As street trees die, cities search for ways to stay green
New Urban News Article with images and sidebars, 1/1/2005
Toronto, its tree cover rapidly thinning, is one city looking for solutions.
Toronto residents are upset. Through-out the 2.6-million population Ontario city and especially in its center, thousands of street trees are dying prematurely, many within a year or two of being planted. Public concern is so strong that last fall the government organized a conference in which 200 municipal personnel spent an entire day discussing the problem with tree experts from throughout North America.
Seen from the air, only about 16 percent of the “old” section of Toronto (the part developed before 1945) is under tree cover, down from 22 percent in 1992. And Toronto is not unusual. American Forests, a nonprofit conservation organization, has found that tree cover is declining in many North American urban areas.

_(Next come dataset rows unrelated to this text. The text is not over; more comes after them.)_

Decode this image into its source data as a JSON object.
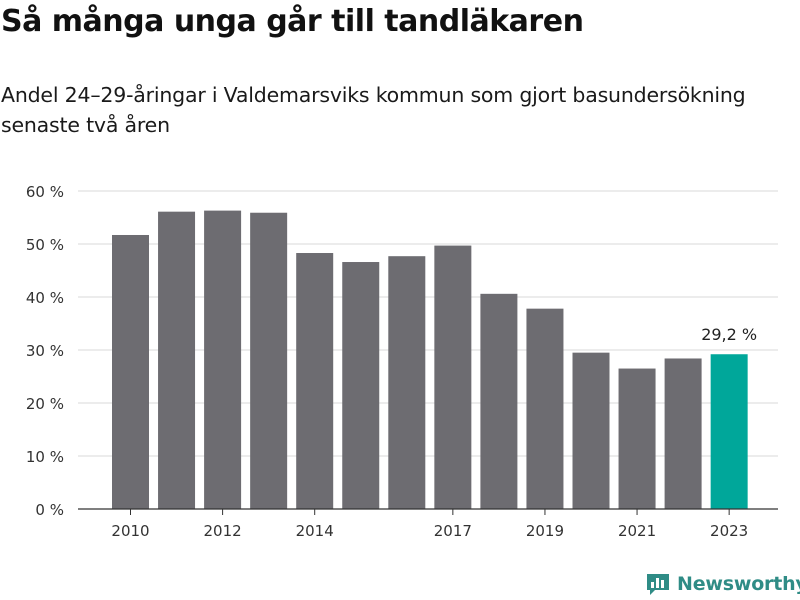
{
  "title": "Så många unga går till tandläkaren",
  "subtitle": "Andel 24–29-åringar i Valdemarsviks kommun som gjort basundersökning senaste två åren",
  "logo": {
    "text": "Newsworthy",
    "icon": "bar-chart-icon"
  },
  "colors": {
    "bar": "#6d6c71",
    "highlight": "#00a79a",
    "grid": "#d9d9d9",
    "axis": "#333333",
    "text": "#333333"
  },
  "chart_data": {
    "type": "bar",
    "categories": [
      "2010",
      "2011",
      "2012",
      "2013",
      "2014",
      "2015",
      "2016",
      "2017",
      "2018",
      "2019",
      "2020",
      "2021",
      "2022",
      "2023"
    ],
    "values": [
      51.7,
      56.1,
      56.3,
      55.9,
      48.3,
      46.6,
      47.7,
      49.7,
      40.6,
      37.8,
      29.5,
      26.5,
      28.4,
      29.2
    ],
    "x_tick_labels": [
      "2010",
      "",
      "2012",
      "",
      "2014",
      "",
      "",
      "2017",
      "",
      "2019",
      "",
      "2021",
      "",
      "2023"
    ],
    "y_ticks": [
      0,
      10,
      20,
      30,
      40,
      50,
      60
    ],
    "y_tick_labels": [
      "0 %",
      "10 %",
      "20 %",
      "30 %",
      "40 %",
      "50 %",
      "60 %"
    ],
    "ylim": [
      0,
      60
    ],
    "highlight_index": 13,
    "highlight_label": "29,2 %",
    "grid": true,
    "xlabel": "",
    "ylabel": ""
  }
}
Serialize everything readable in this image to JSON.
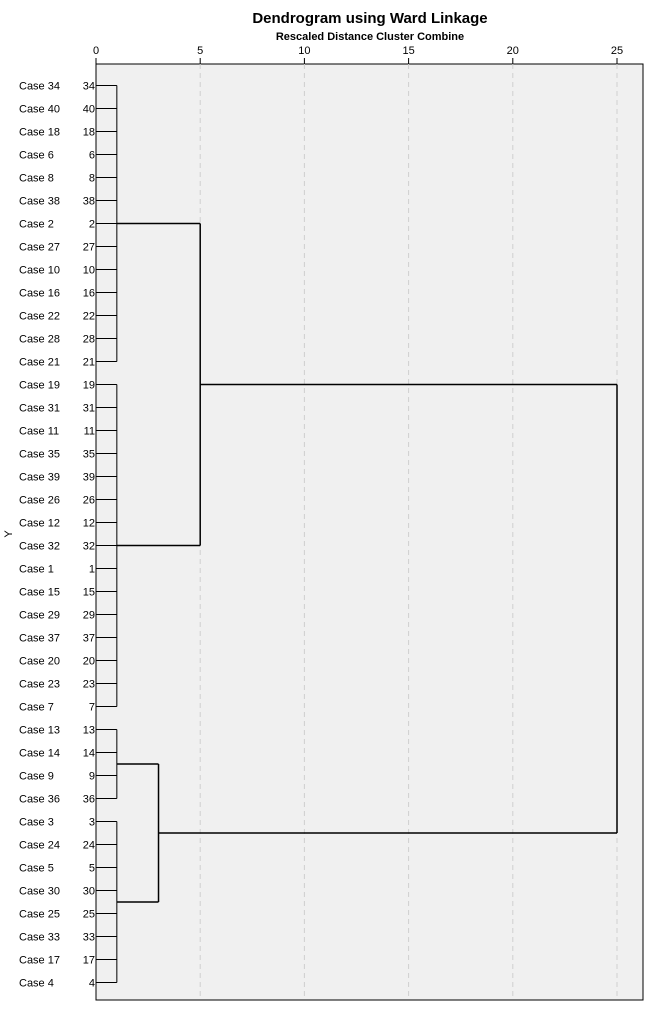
{
  "chart_data": {
    "type": "dendrogram",
    "title": "Dendrogram using Ward Linkage",
    "subtitle": "Rescaled Distance Cluster Combine",
    "xlabel": "Rescaled Distance Cluster Combine",
    "ylabel": "Y",
    "xlim": [
      0,
      25
    ],
    "xticks": [
      0,
      5,
      10,
      15,
      20,
      25
    ],
    "grid": true,
    "leaves": [
      {
        "label": "Case 34",
        "num": "34"
      },
      {
        "label": "Case 40",
        "num": "40"
      },
      {
        "label": "Case 18",
        "num": "18"
      },
      {
        "label": "Case 6",
        "num": "6"
      },
      {
        "label": "Case 8",
        "num": "8"
      },
      {
        "label": "Case 38",
        "num": "38"
      },
      {
        "label": "Case 2",
        "num": "2"
      },
      {
        "label": "Case 27",
        "num": "27"
      },
      {
        "label": "Case 10",
        "num": "10"
      },
      {
        "label": "Case 16",
        "num": "16"
      },
      {
        "label": "Case 22",
        "num": "22"
      },
      {
        "label": "Case 28",
        "num": "28"
      },
      {
        "label": "Case 21",
        "num": "21"
      },
      {
        "label": "Case 19",
        "num": "19"
      },
      {
        "label": "Case 31",
        "num": "31"
      },
      {
        "label": "Case 11",
        "num": "11"
      },
      {
        "label": "Case 35",
        "num": "35"
      },
      {
        "label": "Case 39",
        "num": "39"
      },
      {
        "label": "Case 26",
        "num": "26"
      },
      {
        "label": "Case 12",
        "num": "12"
      },
      {
        "label": "Case 32",
        "num": "32"
      },
      {
        "label": "Case 1",
        "num": "1"
      },
      {
        "label": "Case 15",
        "num": "15"
      },
      {
        "label": "Case 29",
        "num": "29"
      },
      {
        "label": "Case 37",
        "num": "37"
      },
      {
        "label": "Case 20",
        "num": "20"
      },
      {
        "label": "Case 23",
        "num": "23"
      },
      {
        "label": "Case 7",
        "num": "7"
      },
      {
        "label": "Case 13",
        "num": "13"
      },
      {
        "label": "Case 14",
        "num": "14"
      },
      {
        "label": "Case 9",
        "num": "9"
      },
      {
        "label": "Case 36",
        "num": "36"
      },
      {
        "label": "Case 3",
        "num": "3"
      },
      {
        "label": "Case 24",
        "num": "24"
      },
      {
        "label": "Case 5",
        "num": "5"
      },
      {
        "label": "Case 30",
        "num": "30"
      },
      {
        "label": "Case 25",
        "num": "25"
      },
      {
        "label": "Case 33",
        "num": "33"
      },
      {
        "label": "Case 17",
        "num": "17"
      },
      {
        "label": "Case 4",
        "num": "4"
      }
    ],
    "merges": [
      {
        "id": "A",
        "height": 1.0,
        "leaf_range": [
          0,
          12
        ]
      },
      {
        "id": "B",
        "height": 1.0,
        "leaf_range": [
          13,
          27
        ]
      },
      {
        "id": "C",
        "height": 1.0,
        "leaf_range": [
          28,
          31
        ]
      },
      {
        "id": "D",
        "height": 1.0,
        "leaf_range": [
          32,
          39
        ]
      },
      {
        "id": "AB",
        "height": 5.0,
        "children": [
          "A",
          "B"
        ]
      },
      {
        "id": "CD",
        "height": 3.0,
        "children": [
          "C",
          "D"
        ]
      },
      {
        "id": "ROOT",
        "height": 25.0,
        "children": [
          "AB",
          "CD"
        ]
      }
    ]
  },
  "colors": {
    "plot_background": "#f0f0f0",
    "grid": "#cfcfcf",
    "line": "#000000"
  }
}
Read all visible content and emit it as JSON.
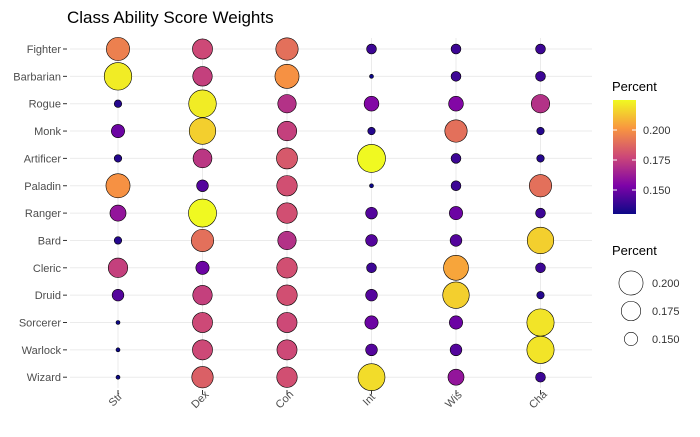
{
  "chart_data": {
    "type": "bubble-matrix",
    "title": "Class Ability Score Weights",
    "xlabel": "",
    "ylabel": "",
    "x_categories": [
      "Str",
      "Dex",
      "Con",
      "Int",
      "Wis",
      "Cha"
    ],
    "y_categories": [
      "Fighter",
      "Barbarian",
      "Rogue",
      "Monk",
      "Artificer",
      "Paladin",
      "Ranger",
      "Bard",
      "Cleric",
      "Druid",
      "Sorcerer",
      "Warlock",
      "Wizard"
    ],
    "values": [
      [
        0.195,
        0.178,
        0.19,
        0.14,
        0.14,
        0.14
      ],
      [
        0.222,
        0.175,
        0.2,
        0.12,
        0.14,
        0.14
      ],
      [
        0.135,
        0.222,
        0.17,
        0.155,
        0.155,
        0.17
      ],
      [
        0.15,
        0.215,
        0.175,
        0.135,
        0.19,
        0.135
      ],
      [
        0.135,
        0.172,
        0.183,
        0.228,
        0.14,
        0.135
      ],
      [
        0.2,
        0.145,
        0.18,
        0.13,
        0.14,
        0.19
      ],
      [
        0.16,
        0.225,
        0.18,
        0.145,
        0.15,
        0.14
      ],
      [
        0.135,
        0.19,
        0.17,
        0.145,
        0.145,
        0.215
      ],
      [
        0.175,
        0.15,
        0.18,
        0.14,
        0.205,
        0.14
      ],
      [
        0.145,
        0.175,
        0.18,
        0.145,
        0.215,
        0.135
      ],
      [
        0.125,
        0.178,
        0.178,
        0.15,
        0.15,
        0.22
      ],
      [
        0.13,
        0.178,
        0.178,
        0.145,
        0.145,
        0.22
      ],
      [
        0.12,
        0.185,
        0.18,
        0.218,
        0.16,
        0.14
      ]
    ],
    "color_legend": {
      "title": "Percent",
      "range": [
        0.13,
        0.225
      ],
      "ticks": [
        0.15,
        0.175,
        0.2
      ],
      "tick_labels": [
        "0.150",
        "0.175",
        "0.200"
      ],
      "colors": [
        "#0d0887",
        "#7e03a8",
        "#cc4778",
        "#f89540",
        "#f0f921"
      ]
    },
    "size_legend": {
      "title": "Percent",
      "values": [
        0.2,
        0.175,
        0.15
      ],
      "labels": [
        "0.200",
        "0.175",
        "0.150"
      ]
    }
  }
}
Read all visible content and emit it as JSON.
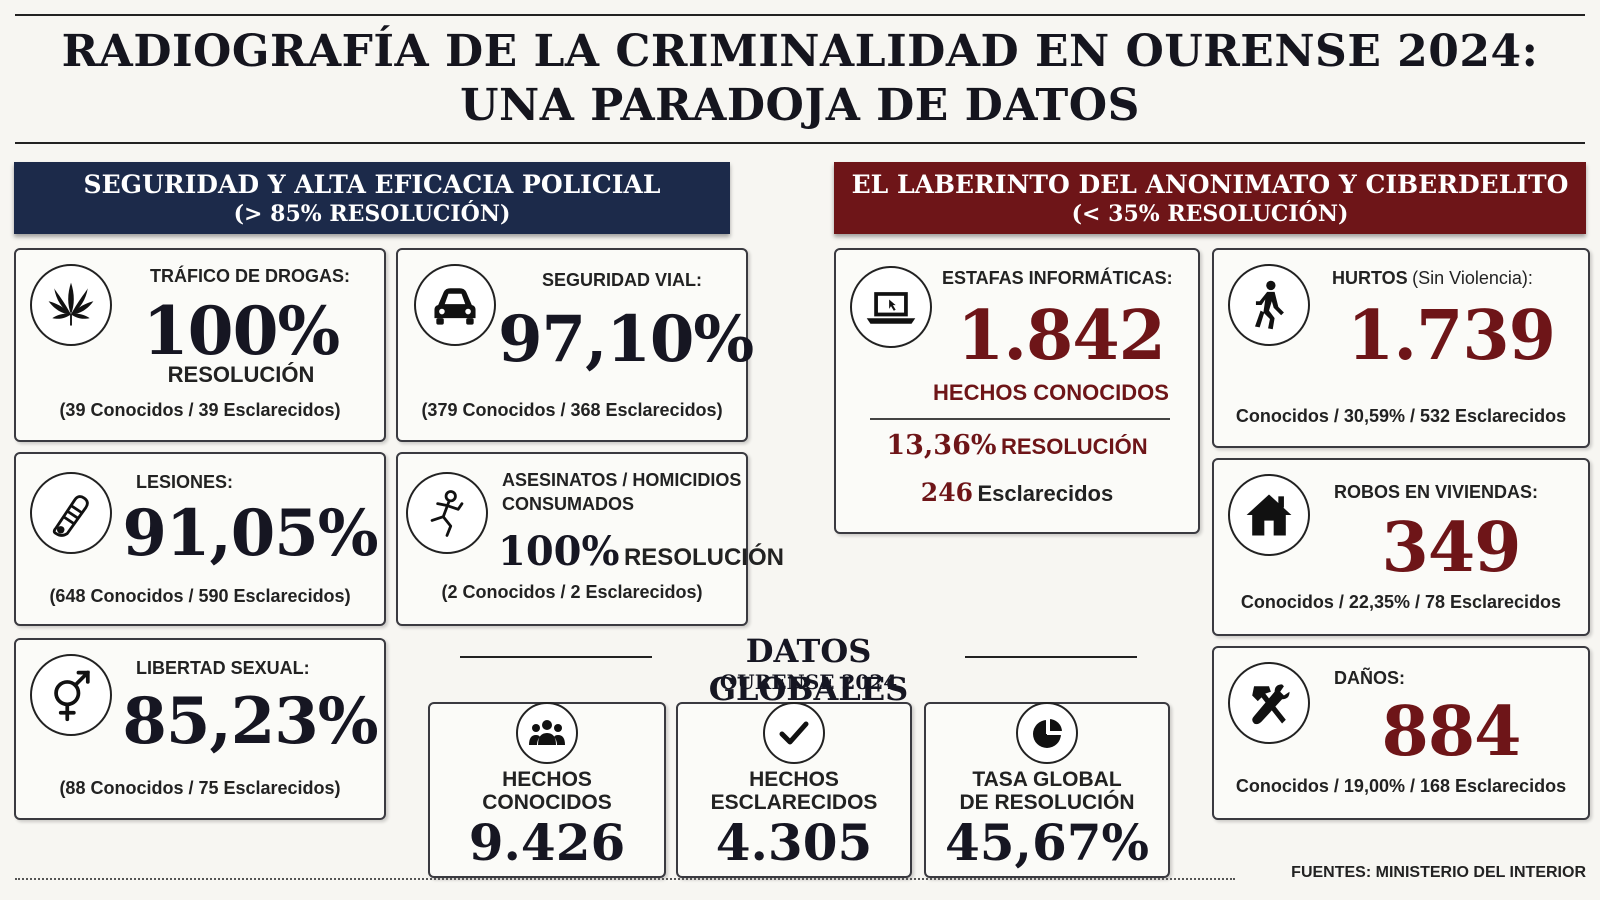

Based on satellite images of 40 US cities, American Forests reported in 2003 that “urban areas have 21 percent less tree canopy today than they did 10 years earlier.” Tree canopy covers only 12 percent of Buffalo and Lackawanna, New York. Trees shelter less than 20 percent of metropolitan San Diego. (At the other end of the spectrum, one of the lushest cities is Savannah, Georgia, where trees shelter more than 60 percent of the land and buildings.)